« Bien sûr, nous perdons quelque chose », dit-elle.
Sur la droite, elle regarda le frissonnement gris-bleu des buissons agités par le vent au long de la pente, feuilles poussiéreuses et branches griffues.
Le ciel trop sombre semblait se refermer au-dessus de la pente et la clarté laiteuse du soleil arrakeen donnait au paysage un reflet argenté — comme celui de la lame du krys qu’elle dissimulait dans son corsage.
« Le ciel est si sombre », dit-elle.
« C’est dû en partie au manque d’humidité. »
« L’eau ! L’eau ! L’eau ! Où que l’on se tourne ici, on entend parler du manque d’eau ! »

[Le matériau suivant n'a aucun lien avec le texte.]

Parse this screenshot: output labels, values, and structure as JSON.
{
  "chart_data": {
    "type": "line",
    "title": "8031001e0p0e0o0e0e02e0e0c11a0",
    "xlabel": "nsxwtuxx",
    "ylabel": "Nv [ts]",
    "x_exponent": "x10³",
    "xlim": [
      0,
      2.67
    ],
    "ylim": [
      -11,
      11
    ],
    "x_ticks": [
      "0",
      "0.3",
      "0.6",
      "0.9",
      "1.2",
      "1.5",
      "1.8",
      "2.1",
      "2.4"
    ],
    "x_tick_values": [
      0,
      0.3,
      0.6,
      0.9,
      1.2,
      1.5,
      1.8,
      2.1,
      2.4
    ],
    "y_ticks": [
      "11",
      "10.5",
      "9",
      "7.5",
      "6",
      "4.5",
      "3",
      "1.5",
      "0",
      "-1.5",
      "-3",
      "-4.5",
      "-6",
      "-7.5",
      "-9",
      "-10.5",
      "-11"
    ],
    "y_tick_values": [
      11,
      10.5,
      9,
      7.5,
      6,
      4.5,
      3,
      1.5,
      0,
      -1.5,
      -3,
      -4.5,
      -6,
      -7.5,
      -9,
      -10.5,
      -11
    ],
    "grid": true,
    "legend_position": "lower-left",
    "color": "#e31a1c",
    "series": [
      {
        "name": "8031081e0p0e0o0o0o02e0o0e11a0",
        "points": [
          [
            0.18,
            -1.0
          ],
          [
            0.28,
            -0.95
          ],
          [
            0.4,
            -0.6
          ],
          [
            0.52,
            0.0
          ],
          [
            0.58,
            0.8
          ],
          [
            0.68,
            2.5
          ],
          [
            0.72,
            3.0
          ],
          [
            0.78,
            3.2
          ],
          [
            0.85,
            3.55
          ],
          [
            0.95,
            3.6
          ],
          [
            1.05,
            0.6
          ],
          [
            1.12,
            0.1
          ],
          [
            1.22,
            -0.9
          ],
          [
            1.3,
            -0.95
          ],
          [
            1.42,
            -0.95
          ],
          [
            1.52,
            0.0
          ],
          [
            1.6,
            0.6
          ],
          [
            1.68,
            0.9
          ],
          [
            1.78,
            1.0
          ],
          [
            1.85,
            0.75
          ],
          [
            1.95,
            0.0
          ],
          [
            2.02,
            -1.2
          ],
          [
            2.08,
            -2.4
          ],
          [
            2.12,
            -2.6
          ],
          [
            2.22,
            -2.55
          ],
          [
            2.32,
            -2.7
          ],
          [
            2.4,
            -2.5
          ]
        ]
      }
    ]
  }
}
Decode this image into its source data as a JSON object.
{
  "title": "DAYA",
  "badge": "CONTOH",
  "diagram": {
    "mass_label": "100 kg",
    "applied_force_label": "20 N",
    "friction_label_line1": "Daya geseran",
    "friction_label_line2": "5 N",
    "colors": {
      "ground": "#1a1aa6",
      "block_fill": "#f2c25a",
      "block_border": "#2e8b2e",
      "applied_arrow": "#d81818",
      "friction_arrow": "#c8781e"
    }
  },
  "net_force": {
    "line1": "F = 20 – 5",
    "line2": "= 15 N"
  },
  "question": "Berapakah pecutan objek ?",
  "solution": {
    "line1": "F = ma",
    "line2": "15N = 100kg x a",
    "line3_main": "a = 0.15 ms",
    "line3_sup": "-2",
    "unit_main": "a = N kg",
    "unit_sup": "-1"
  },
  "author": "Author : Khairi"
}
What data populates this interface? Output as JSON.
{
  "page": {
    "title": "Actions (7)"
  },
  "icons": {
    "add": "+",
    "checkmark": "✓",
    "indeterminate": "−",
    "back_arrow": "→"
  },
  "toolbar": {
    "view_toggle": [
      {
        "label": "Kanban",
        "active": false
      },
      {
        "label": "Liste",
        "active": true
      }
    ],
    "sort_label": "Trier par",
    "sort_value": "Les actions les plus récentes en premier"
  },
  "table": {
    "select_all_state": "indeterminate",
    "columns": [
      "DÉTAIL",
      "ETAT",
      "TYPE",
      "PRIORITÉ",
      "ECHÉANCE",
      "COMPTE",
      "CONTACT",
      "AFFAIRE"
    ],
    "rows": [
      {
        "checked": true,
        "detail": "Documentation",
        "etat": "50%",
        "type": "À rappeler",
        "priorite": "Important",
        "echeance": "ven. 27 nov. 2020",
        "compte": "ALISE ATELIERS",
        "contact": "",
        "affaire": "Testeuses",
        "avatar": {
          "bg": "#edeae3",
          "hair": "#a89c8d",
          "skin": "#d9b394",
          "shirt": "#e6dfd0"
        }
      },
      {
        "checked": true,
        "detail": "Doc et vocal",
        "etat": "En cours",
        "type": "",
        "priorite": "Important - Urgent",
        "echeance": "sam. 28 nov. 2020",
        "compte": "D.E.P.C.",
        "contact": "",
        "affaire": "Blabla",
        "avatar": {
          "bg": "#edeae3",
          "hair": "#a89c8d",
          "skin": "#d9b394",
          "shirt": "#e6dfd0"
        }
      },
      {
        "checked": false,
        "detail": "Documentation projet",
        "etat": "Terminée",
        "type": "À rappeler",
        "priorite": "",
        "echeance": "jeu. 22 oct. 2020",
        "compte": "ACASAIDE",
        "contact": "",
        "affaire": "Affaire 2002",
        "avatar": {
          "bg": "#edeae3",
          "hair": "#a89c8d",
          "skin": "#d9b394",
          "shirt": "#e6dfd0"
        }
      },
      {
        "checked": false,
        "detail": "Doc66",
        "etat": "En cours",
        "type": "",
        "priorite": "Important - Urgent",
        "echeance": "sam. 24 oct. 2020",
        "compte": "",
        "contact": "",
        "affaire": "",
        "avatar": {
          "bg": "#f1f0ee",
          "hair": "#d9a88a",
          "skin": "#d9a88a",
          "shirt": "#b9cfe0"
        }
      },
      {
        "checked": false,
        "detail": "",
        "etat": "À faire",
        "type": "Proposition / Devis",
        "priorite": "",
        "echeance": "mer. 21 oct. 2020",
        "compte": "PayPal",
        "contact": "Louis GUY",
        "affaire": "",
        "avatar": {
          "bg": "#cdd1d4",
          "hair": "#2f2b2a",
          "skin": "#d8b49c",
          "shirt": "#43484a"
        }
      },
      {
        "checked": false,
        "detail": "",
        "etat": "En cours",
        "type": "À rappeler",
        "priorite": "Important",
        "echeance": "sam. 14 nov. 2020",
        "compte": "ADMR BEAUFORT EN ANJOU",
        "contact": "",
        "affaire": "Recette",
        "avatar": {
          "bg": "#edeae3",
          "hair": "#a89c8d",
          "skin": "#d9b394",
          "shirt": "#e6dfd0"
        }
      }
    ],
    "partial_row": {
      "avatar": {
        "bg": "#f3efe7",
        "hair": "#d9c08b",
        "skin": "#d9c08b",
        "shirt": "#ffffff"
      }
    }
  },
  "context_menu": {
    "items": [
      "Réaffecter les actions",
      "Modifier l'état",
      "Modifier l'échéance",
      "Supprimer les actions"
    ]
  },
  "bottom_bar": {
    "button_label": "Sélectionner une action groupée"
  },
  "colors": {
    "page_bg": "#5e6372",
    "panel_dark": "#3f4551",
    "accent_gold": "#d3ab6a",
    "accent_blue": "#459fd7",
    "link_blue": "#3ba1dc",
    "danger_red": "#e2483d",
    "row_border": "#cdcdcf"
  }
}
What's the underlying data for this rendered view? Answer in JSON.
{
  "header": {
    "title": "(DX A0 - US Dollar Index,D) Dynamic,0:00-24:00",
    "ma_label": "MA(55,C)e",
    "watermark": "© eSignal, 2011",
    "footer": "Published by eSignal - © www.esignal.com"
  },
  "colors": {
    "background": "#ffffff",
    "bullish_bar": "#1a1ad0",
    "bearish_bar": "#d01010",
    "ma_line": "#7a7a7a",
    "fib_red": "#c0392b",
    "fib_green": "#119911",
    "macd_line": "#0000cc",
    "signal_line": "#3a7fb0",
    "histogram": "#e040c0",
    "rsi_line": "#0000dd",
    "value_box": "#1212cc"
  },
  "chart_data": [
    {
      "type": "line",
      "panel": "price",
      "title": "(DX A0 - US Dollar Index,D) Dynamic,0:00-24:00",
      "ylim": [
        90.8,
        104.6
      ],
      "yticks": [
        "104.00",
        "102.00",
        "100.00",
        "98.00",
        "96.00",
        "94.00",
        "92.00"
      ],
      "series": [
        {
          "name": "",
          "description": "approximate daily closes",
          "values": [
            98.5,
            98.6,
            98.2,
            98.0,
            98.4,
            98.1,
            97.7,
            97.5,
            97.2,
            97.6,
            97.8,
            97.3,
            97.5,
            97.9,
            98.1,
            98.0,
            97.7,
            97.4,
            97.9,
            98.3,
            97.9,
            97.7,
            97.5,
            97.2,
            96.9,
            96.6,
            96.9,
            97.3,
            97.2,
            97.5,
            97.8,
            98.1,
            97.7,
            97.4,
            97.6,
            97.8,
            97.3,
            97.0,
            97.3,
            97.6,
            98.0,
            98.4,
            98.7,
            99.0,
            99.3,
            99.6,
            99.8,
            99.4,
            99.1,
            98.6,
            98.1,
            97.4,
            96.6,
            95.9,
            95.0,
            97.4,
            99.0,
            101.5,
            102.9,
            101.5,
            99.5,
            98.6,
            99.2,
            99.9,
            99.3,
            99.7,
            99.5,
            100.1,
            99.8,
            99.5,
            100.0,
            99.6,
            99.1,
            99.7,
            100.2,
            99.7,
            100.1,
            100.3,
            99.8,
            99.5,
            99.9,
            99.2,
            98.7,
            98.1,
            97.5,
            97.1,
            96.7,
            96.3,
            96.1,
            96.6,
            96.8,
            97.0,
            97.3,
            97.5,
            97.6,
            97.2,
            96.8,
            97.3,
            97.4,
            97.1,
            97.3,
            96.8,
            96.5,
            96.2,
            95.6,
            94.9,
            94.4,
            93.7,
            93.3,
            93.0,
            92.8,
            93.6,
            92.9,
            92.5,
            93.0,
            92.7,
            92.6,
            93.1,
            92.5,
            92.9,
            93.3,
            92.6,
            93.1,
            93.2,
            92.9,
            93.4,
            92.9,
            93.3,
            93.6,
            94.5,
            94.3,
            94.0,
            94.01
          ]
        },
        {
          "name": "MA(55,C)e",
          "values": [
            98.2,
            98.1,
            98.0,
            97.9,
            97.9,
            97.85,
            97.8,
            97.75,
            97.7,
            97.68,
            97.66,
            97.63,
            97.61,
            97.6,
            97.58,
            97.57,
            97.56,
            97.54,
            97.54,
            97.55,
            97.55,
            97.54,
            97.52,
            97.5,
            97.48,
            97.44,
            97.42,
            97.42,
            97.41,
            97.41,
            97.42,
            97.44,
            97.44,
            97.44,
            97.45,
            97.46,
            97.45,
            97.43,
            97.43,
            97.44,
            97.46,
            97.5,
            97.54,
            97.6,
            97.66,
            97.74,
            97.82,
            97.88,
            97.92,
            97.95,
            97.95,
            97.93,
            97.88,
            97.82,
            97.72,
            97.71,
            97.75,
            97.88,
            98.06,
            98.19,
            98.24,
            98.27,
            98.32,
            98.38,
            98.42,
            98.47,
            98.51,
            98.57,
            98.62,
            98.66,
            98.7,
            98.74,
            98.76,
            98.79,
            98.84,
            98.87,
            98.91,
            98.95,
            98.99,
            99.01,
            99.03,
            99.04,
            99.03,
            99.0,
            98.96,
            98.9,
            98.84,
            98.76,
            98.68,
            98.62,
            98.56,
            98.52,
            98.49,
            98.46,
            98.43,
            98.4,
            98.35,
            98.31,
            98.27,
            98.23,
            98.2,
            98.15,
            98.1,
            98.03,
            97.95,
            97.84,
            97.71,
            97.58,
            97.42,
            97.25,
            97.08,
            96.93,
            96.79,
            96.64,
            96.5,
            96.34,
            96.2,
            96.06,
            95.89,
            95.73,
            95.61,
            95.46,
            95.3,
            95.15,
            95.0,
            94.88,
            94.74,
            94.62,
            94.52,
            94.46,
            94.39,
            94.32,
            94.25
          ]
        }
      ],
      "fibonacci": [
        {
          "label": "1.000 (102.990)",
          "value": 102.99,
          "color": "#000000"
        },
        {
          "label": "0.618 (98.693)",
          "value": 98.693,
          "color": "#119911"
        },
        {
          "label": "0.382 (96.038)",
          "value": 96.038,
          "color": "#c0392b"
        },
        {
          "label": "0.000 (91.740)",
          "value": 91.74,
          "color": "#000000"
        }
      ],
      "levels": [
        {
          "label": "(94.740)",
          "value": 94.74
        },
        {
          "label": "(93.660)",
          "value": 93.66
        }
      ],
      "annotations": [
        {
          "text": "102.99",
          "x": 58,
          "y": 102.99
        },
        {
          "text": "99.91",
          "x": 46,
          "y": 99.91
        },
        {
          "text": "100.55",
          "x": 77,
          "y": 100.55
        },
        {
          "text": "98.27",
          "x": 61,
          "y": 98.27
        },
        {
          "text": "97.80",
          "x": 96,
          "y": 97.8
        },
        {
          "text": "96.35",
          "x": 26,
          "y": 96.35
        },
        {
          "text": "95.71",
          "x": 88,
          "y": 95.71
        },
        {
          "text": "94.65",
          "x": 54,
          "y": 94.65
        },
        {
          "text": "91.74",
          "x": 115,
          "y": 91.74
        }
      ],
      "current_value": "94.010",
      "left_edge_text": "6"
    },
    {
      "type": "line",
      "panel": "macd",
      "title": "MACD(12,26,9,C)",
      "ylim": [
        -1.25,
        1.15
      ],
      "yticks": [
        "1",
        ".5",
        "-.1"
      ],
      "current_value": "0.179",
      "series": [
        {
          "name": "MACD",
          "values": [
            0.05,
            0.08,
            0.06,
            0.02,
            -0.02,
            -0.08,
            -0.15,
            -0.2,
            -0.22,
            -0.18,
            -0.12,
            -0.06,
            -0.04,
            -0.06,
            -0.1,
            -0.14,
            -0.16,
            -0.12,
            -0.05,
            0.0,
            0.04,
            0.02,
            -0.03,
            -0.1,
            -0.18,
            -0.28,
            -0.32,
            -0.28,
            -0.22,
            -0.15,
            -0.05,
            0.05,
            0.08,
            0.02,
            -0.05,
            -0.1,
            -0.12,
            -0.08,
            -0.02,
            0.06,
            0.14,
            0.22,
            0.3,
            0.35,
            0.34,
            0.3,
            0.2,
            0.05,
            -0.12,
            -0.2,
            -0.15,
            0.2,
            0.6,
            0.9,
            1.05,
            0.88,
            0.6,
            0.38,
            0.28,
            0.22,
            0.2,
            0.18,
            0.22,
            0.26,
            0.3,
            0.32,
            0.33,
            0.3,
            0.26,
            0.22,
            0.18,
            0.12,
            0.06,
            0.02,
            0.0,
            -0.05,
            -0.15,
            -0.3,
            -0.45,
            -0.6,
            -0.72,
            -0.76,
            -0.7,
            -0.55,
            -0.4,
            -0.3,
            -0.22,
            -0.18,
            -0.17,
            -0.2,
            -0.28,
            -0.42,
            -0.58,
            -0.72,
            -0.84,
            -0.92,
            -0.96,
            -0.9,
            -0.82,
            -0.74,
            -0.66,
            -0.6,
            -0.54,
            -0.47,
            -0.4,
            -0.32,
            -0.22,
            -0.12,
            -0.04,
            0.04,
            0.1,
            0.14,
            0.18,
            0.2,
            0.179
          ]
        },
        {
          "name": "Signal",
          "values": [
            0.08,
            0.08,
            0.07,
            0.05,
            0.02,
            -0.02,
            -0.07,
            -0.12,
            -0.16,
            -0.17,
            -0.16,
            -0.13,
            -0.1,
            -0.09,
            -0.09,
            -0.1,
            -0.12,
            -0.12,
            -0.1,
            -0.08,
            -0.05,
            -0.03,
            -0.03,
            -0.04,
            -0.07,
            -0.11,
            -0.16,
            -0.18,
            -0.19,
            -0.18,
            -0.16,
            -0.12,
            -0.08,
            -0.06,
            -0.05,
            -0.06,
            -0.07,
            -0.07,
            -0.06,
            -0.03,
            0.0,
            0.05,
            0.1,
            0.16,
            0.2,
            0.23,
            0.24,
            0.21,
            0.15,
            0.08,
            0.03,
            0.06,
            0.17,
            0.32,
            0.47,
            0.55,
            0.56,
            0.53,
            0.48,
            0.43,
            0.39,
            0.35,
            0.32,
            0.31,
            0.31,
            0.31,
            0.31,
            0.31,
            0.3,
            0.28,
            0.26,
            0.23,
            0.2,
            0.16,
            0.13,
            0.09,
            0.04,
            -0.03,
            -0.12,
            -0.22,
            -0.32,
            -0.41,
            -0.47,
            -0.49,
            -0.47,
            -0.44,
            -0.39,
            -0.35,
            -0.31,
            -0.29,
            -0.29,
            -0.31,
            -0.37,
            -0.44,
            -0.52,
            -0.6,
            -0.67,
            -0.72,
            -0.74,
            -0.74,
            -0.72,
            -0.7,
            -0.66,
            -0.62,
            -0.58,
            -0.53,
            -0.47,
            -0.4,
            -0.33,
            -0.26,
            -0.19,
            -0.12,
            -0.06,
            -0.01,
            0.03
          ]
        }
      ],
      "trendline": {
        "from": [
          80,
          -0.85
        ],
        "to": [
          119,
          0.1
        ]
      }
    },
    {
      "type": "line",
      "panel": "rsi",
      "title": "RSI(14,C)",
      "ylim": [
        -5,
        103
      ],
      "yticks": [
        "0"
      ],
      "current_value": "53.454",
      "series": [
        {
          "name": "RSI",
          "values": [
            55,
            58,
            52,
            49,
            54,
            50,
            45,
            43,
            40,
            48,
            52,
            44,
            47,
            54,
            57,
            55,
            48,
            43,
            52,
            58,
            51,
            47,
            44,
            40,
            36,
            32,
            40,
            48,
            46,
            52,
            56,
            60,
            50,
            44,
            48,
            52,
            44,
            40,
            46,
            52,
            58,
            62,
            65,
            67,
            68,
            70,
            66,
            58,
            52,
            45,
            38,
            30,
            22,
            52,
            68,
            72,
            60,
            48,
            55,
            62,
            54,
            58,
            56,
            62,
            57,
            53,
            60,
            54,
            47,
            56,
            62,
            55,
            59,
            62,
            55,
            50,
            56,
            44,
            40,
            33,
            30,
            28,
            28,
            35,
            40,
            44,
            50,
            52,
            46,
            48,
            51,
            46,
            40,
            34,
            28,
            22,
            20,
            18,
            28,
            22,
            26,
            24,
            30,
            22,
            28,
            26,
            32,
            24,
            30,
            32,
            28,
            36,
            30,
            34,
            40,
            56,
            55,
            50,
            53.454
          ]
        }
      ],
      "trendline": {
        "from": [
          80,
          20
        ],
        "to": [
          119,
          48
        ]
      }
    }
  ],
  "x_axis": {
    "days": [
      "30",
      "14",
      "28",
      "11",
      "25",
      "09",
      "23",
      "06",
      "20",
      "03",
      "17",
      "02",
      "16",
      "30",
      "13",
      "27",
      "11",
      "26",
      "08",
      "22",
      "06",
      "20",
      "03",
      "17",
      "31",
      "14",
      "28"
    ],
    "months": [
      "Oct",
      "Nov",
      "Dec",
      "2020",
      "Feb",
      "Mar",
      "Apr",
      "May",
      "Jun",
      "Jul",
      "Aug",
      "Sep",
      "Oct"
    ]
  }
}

« C’est là le précieux mystère d’Arrakis », dit Yueh.
« Mais pourquoi y en a-t-il si peu ? La roche, ici, est volcanique. Et je pourrais vous citer une dizaine d’autres sources d’énergie. Il y a aussi la glace polaire. On dit qu’il est impossible de forer dans le désert, que les tempêtes et les marées de sable détruisent le matériel plus vite qu’on ne peut l’installer, quand les vers de sable ne vous attrapent pas avant. De toute manière, nul mystère, Wellington, le grand mystère ce sont les puits qui ont été creusés ici même. En avez-vous entendu parler ? »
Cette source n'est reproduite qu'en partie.